Within the “Echo Chambers,” users from different communities tend to not interact as much, tending towards like-minded friends who promote preferred narratives (Quattrociocchi et al., 2016). A look at my own social media page illustrates this point nicely. Over the last few weeks, my Facebook feed has evolved into a fairly one-sided interpretation of the recent election. This slant is a combination of the preferences I have exhibited over my personal social media page, but also the preferences of those whom I interact with. This equation is solidified further with the help of online behavioral advertising (OBA).
OBA allows companies to launch highly specialized and targeted advertising campaigns, using information collected about internet users and stored by third parties. This information includes what they user posts about, including keywords and topics, what they have searched for, along with other demographic information. Companies that purchase the rights to this information through advertising campaigns, can select who they want to see information about their service or product. While this ensures they are spending their advertising budget wisely, it also contributes to the “echo chambers” — not only do we incidentally curate what content we are exposed to over social media to better meet our own interests and preferences, but outside parties are paying to make sure we see their information, because the data says we’ll like that too. The end result — we will see the health information that most likely aligns with our preferences and beliefs, not necessarily our actual health needs (Sassenberg et al., 2016). This makes informed decision making a difficult aspiration.
Currently, there is a more pressing concern when considering harms that may result when social media drives health information seeking. While our own bias may certainly impact what health information we note and interact with over social media, censorship could have much wider implications about what type of information we have access to. A recent New York Times article revealed that Facebook’s chief executive, Mark Zuckerberg, has struck a deal with China’s leaders that would permit Facebook, a previously banned social media platform, into the country (Isaac, 2016). The catch is that Facebook must create a new feature that prevents certain types of content from appearing in feeds in China. If this censorship feature was adopted across other regions, a tool once toted for it’s ability to improve access to information would be stifled, negatively impacting the public’s ability to obtain health information from a preferred source.

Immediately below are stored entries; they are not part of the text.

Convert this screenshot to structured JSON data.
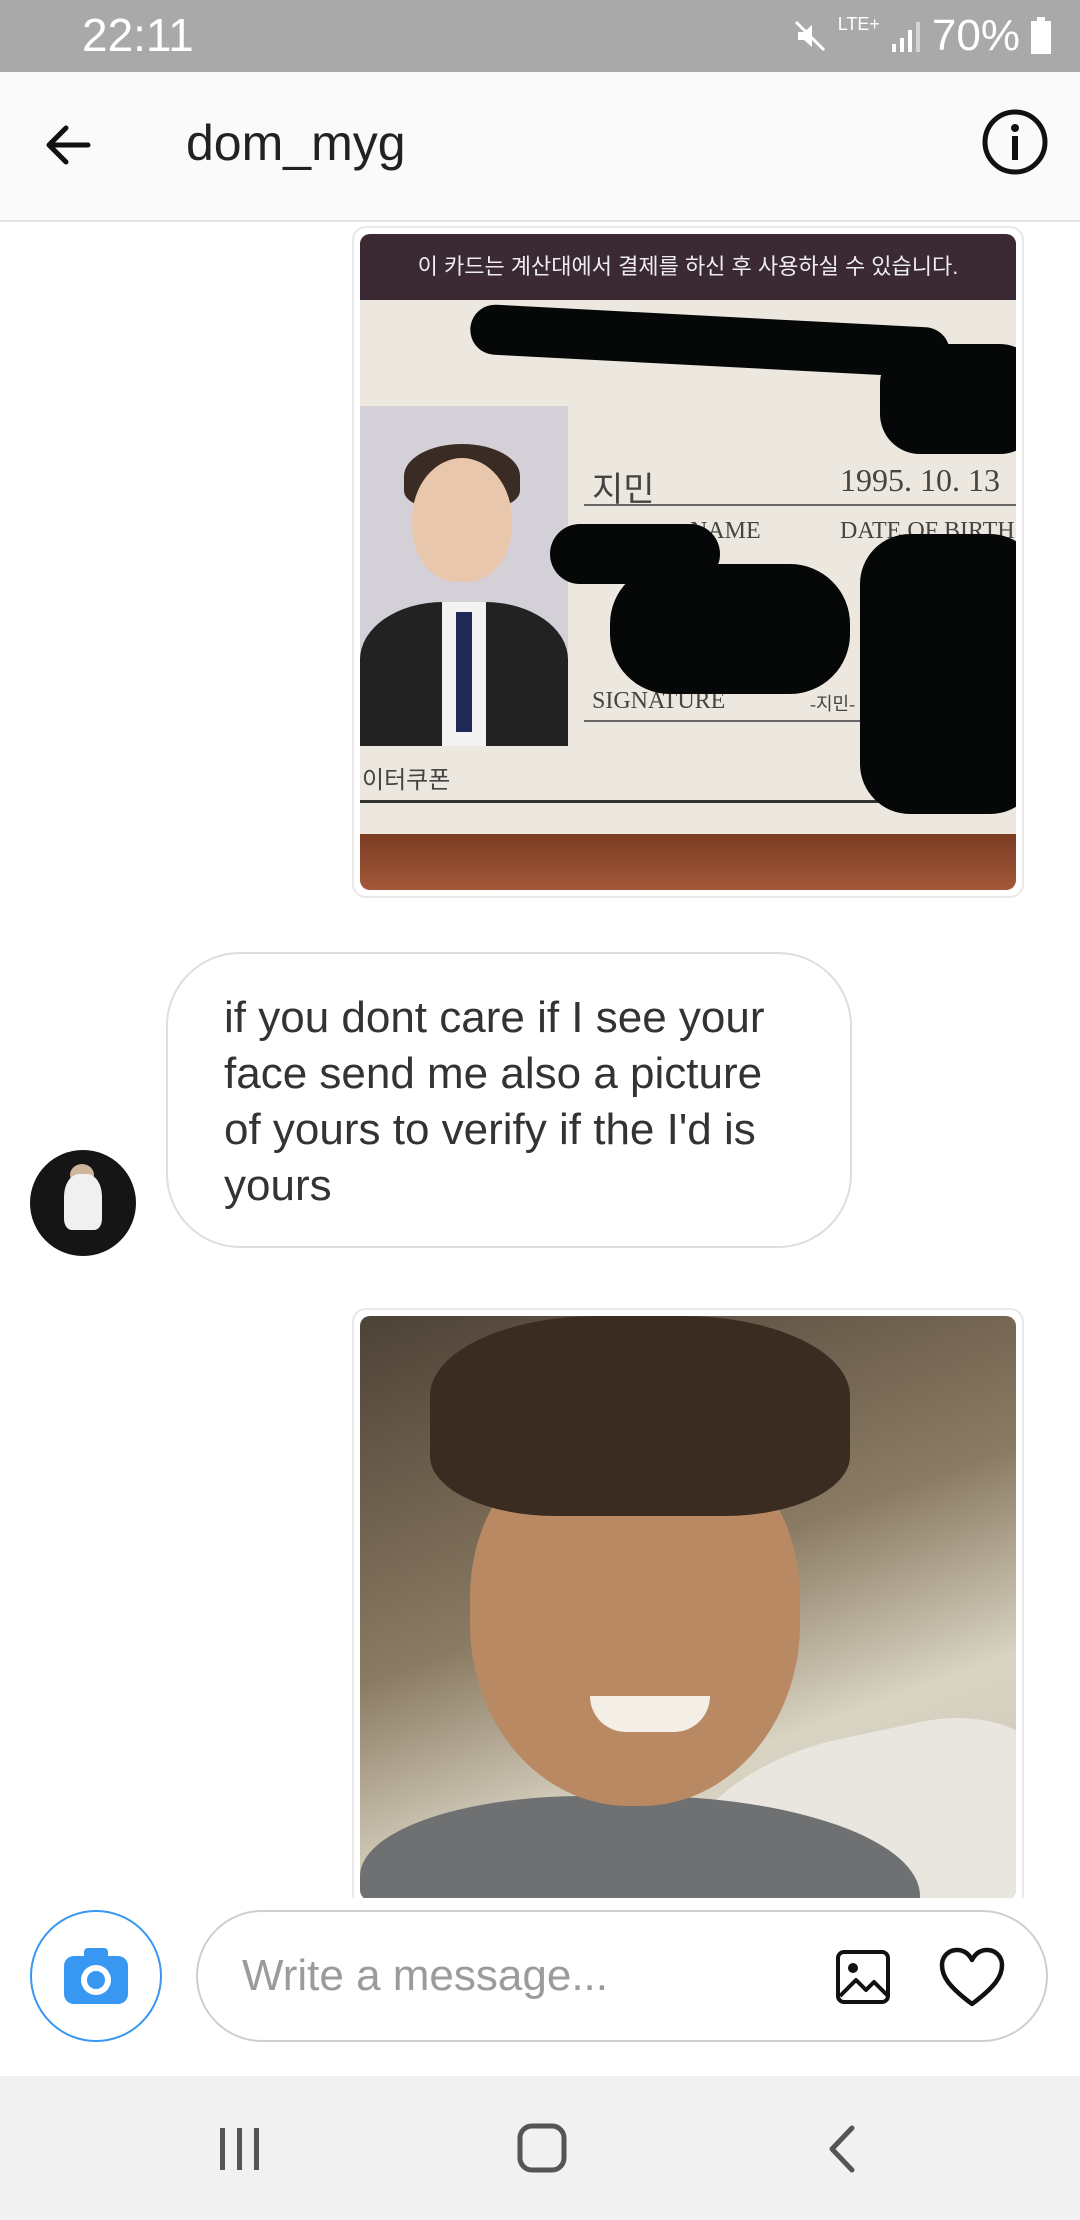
{
  "status_bar": {
    "time": "22:11",
    "network": "LTE+",
    "battery": "70%"
  },
  "header": {
    "title": "dom_myg"
  },
  "messages": {
    "id_card": {
      "top_text": "이 카드는 계산대에서 결제를 하신 후 사용하실 수 있습니다.",
      "name_korean": "지민",
      "birthdate": "1995. 10. 13",
      "name_label": "NAME",
      "dob_label": "DATE OF BIRTH",
      "signature_label": "SIGNATURE",
      "signature_value": "-지민-",
      "issuer": "이터쿠폰"
    },
    "received_text": "if you dont care if I see your face send me also a picture of yours to verify if the I'd is yours"
  },
  "composer": {
    "placeholder": "Write a message..."
  },
  "colors": {
    "accent": "#3897f0",
    "status_bar": "#a9a9a9"
  },
  "icons": {
    "back": "arrow-left-icon",
    "info": "info-icon",
    "camera": "camera-icon",
    "gallery": "gallery-icon",
    "heart": "heart-icon"
  }
}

On a similar note, President-Elect Trump has caused concern for the future of free exchange of information over social media when he appointed two anti-net neutrality advocates to oversee the Federal Communications Commission (FCC) transition team (Pressman, 2016). Net neutrality is the principle that Internet service providers should ensure all content is accessible, regardless of the source. Under the Obama administration, the FCC focused on protecting net neutrality. But it doesn’t appear as though the Trump administration will take the same safeguards to protect net neutrality. The fall of net neutrality would mean that internet service providers would have the option to block and slow the transmission of content as they saw fit — requiring people to pay more for certain content in certain places (Pressman, 2016). While that’s annoying if you’re talking about Netflix, if the topic of choice is health information, then the issue evolves from annoyance into a hurdle that may contribute to health disparities. This is particularly the case given social media has had in reaching demographics that are typically difficult to reach through traditional health communication efforts, but who do seem to respond to health communication efforts over social media.